Solution Terminology using Separation of Variables
Separation of variables is a powerful technique for solving linear, homogeneous PDEs with homogeneous boundary conditions on regular domains (like intervals, rectangles, circles). Let's look at the terminology using a 1D example:
BCs: $ u(0, t) = 0, \quad u(L, t) = 0, \quad t > 0 $
IC: $ u(x, 0) = f(x), \quad 0 \le x \le L $
The Process & Key Terminology:
- Assume Product Solution: Postulate $u(x, t) = X(x) T(t)$.
- Substitute & Separate: Plug into the PDE and rearrange to get functions of $x$ on one side and functions of $t$ on the other:
$$ \frac{T'(t)}{\alpha T(t)} = \frac{X''(x)}{X(x)} = -\lambda \quad (\text{Separation Constant}) $$This introduces the Separation Constant, denoted here by $-\lambda$.

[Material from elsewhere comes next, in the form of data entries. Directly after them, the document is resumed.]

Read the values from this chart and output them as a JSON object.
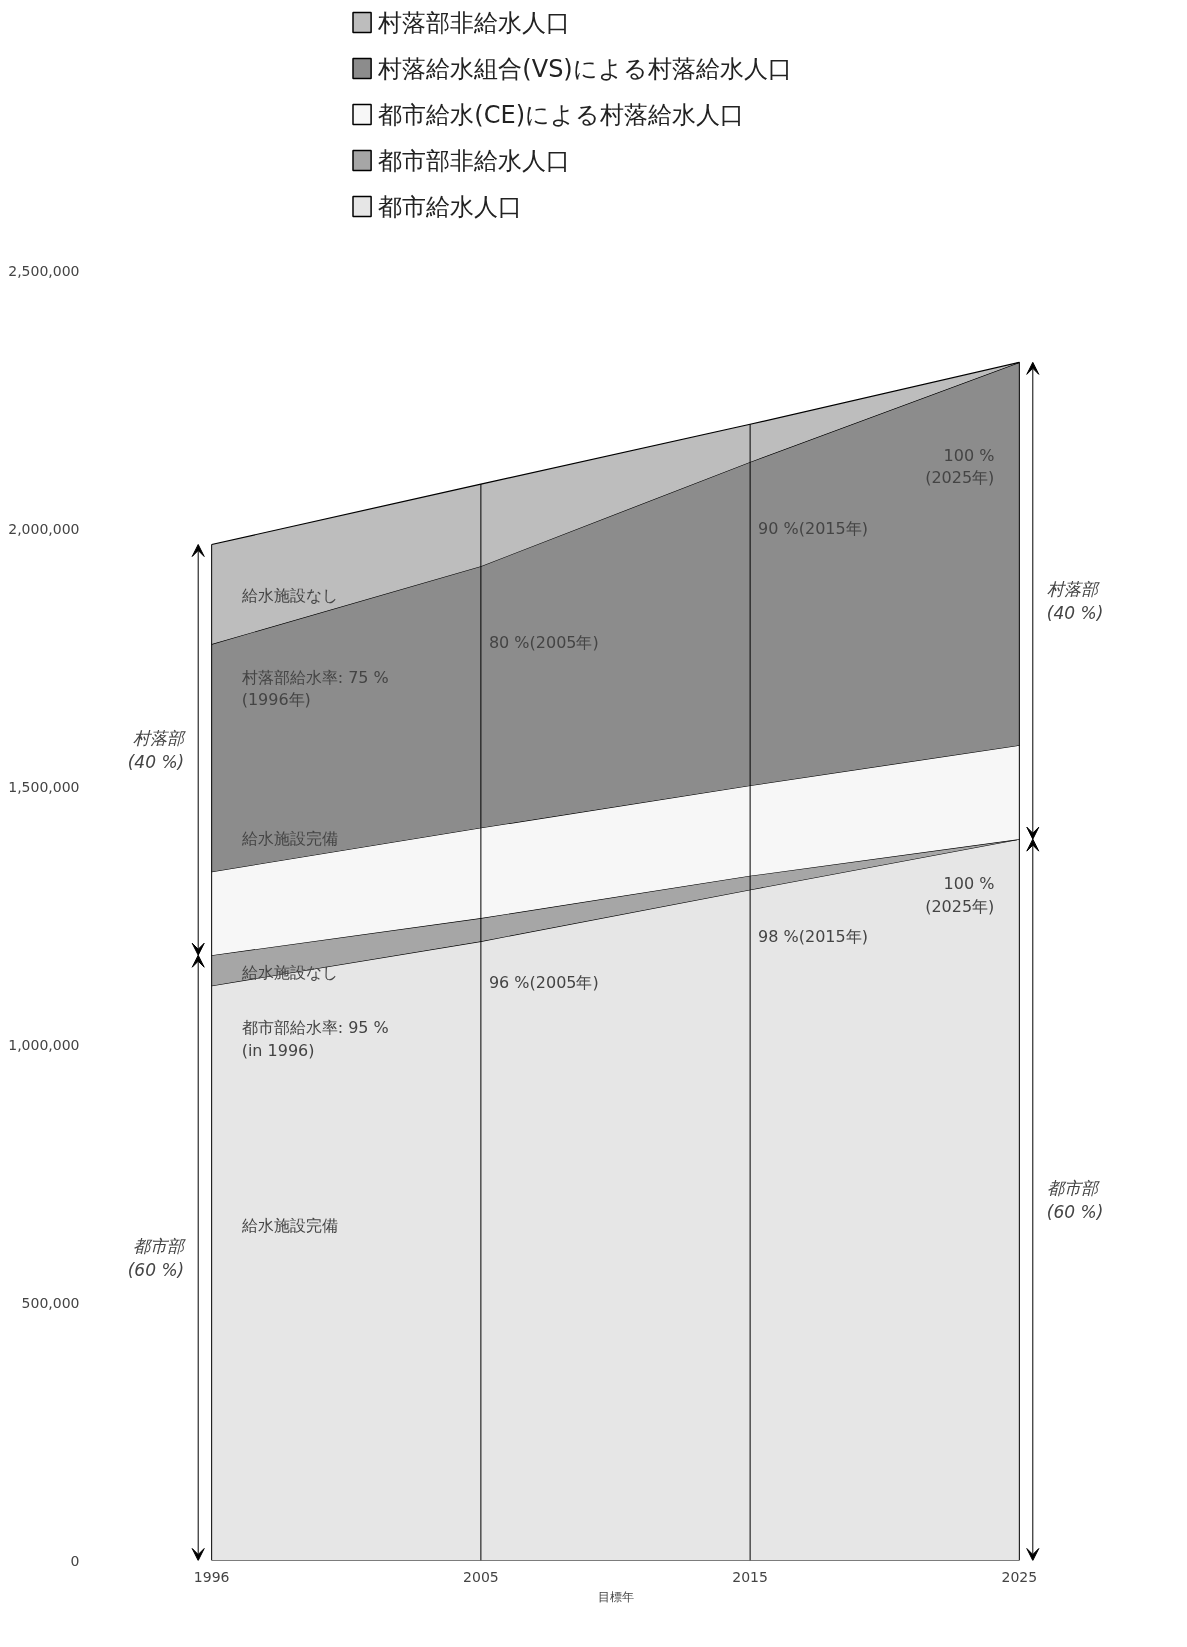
{
  "chart_data": {
    "type": "area",
    "stacked": true,
    "xlabel": "目標年",
    "legend": "top",
    "grid": false,
    "categories": [
      "1996",
      "2005",
      "2015",
      "2025"
    ],
    "series": [
      {
        "name": "都市給水人口",
        "color": "#e6e6e6",
        "values": [
          1114000,
          1200000,
          1300000,
          1398000
        ]
      },
      {
        "name": "都市部非給水人口",
        "color": "#a6a6a6",
        "values": [
          59000,
          45000,
          27000,
          0
        ]
      },
      {
        "name": "都市給水(CE)による村落給水人口",
        "color": "#f7f7f7",
        "values": [
          162000,
          175000,
          175000,
          182000
        ]
      },
      {
        "name": "村落給水組合(VS)による村落給水人口",
        "color": "#8c8c8c",
        "values": [
          441000,
          507000,
          627000,
          742000
        ]
      },
      {
        "name": "村落部非給水人口",
        "color": "#bdbdbd",
        "values": [
          193000,
          159000,
          73000,
          0
        ]
      }
    ],
    "ylim": [
      0,
      2500000
    ],
    "yticks": [
      {
        "value": 0,
        "label": "0"
      },
      {
        "value": 500000,
        "label": "500,000"
      },
      {
        "value": 1000000,
        "label": "1,000,000"
      },
      {
        "value": 1500000,
        "label": "1,500,000"
      },
      {
        "value": 2000000,
        "label": "2,000,000"
      },
      {
        "value": 2500000,
        "label": "2,500,000"
      }
    ],
    "ref_lines": [
      {
        "axis": "x",
        "value": "2005",
        "color": "#000000"
      },
      {
        "axis": "x",
        "value": "2015",
        "color": "#000000"
      }
    ],
    "annotations": [
      "村落部\n(40 %)",
      "都市部\n(60 %)",
      "村落部\n(40 %)",
      "都市部\n(60 %)",
      {
        "text": "給水施設なし",
        "x": "1996",
        "y": 1870000
      },
      {
        "text": "村落部給水率: 75 %\n(1996年)",
        "x": "1996",
        "y": 1690000
      },
      {
        "text": "80 %(2005年)",
        "x": "2005",
        "y": 1780000
      },
      {
        "text": "90 %(2015年)",
        "x": "2015",
        "y": 2000000
      },
      {
        "text": "100 %\n(2025年)",
        "x": "2025",
        "y": 2120000
      },
      {
        "text": "給水施設完備",
        "x": "1996",
        "y": 1400000
      },
      {
        "text": "給水施設なし",
        "x": "1996",
        "y": 1140000
      },
      {
        "text": "96 %(2005年)",
        "x": "2005",
        "y": 1120000
      },
      {
        "text": "98 %(2015年)",
        "x": "2015",
        "y": 1210000
      },
      {
        "text": "100 %\n(2025年)",
        "x": "2025",
        "y": 1290000
      },
      {
        "text": "都市部給水率: 95 %\n(in 1996)",
        "x": "1996",
        "y": 1010000
      },
      {
        "text": "給水施設完備",
        "x": "1996",
        "y": 650000
      }
    ]
  }
}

- Form ODEs: This separation yields two ordinary differential equations (ODEs):
$$ T'(t) + \alpha \lambda T(t) = 0 \quad \text{(Temporal ODE)} $$$$ X''(x) + \lambda X(x) = 0 \quad \text{(Spatial ODE)} $$
- Solve Spatial Problem (Sturm-Liouville): Apply the boundary conditions ($X(0)=0, X(L)=0$) to the spatial ODE. This forms an Eigenvalue Problem (specifically, a Sturm-Liouville problem).
- Eigenvalues ($\lambda_n$): Only specific values of $\lambda$ allow non-trivial solutions $X(x)$. For this setup, $\lambda_n = (\frac{n\pi}{L})^2$ for $n=1, 2, 3, \dots$.
- Eigenfunctions ($X_n(x)$): The corresponding solutions are the eigenfunctions. Here, $X_n(x) = \sin(\frac{n\pi x}{L})$.
- Solve Temporal Problem: For each eigenvalue $\lambda_n$, solve the temporal ODE: $T_n(t) = C_n e^{-\alpha \lambda_n t} = C_n e^{-\alpha (n\pi/L)^2 t}$.
- Form Product Solutions: Combine $X_n$ and $T_n$: $u_n(x, t) = C_n \sin(\frac{n\pi x}{L}) e^{-\alpha (n\pi/L)^2 t}$.
- Apply Superposition Principle: Since the PDE/BCs are linear and homogeneous, sum the product solutions to form the general solution:
$$ u(x, t) = \sum_{n=1}^{\infty} u_n(x, t) = \sum_{n=1}^{\infty} C_n \sin\left(\frac{n\pi x}{L}\right) e^{-\alpha (n\pi/L)^2 t} $$
- Apply Initial Condition (Fourier Series): Use $u(x, 0) = f(x)$ to find the constants $C_n$.
$$ u(x, 0) = \sum_{n=1}^{\infty} C_n \sin\left(\frac{n\pi x}{L}\right) = f(x) $$This requires expressing $f(x)$ as a Fourier Series (specifically, a Fourier Sine Series in this case). The Fourier Coefficients $C_n$ are found using orthogonality:$$ C_n = \frac{2}{L} \int_0^L f(x) \sin\left(\frac{n\pi x}{L}\right) dx $$
This process beautifully illustrates how concepts like eigenvalues, eigenfunctions, and Fourier series naturally arise when solving fundamental PDEs like the heat equation.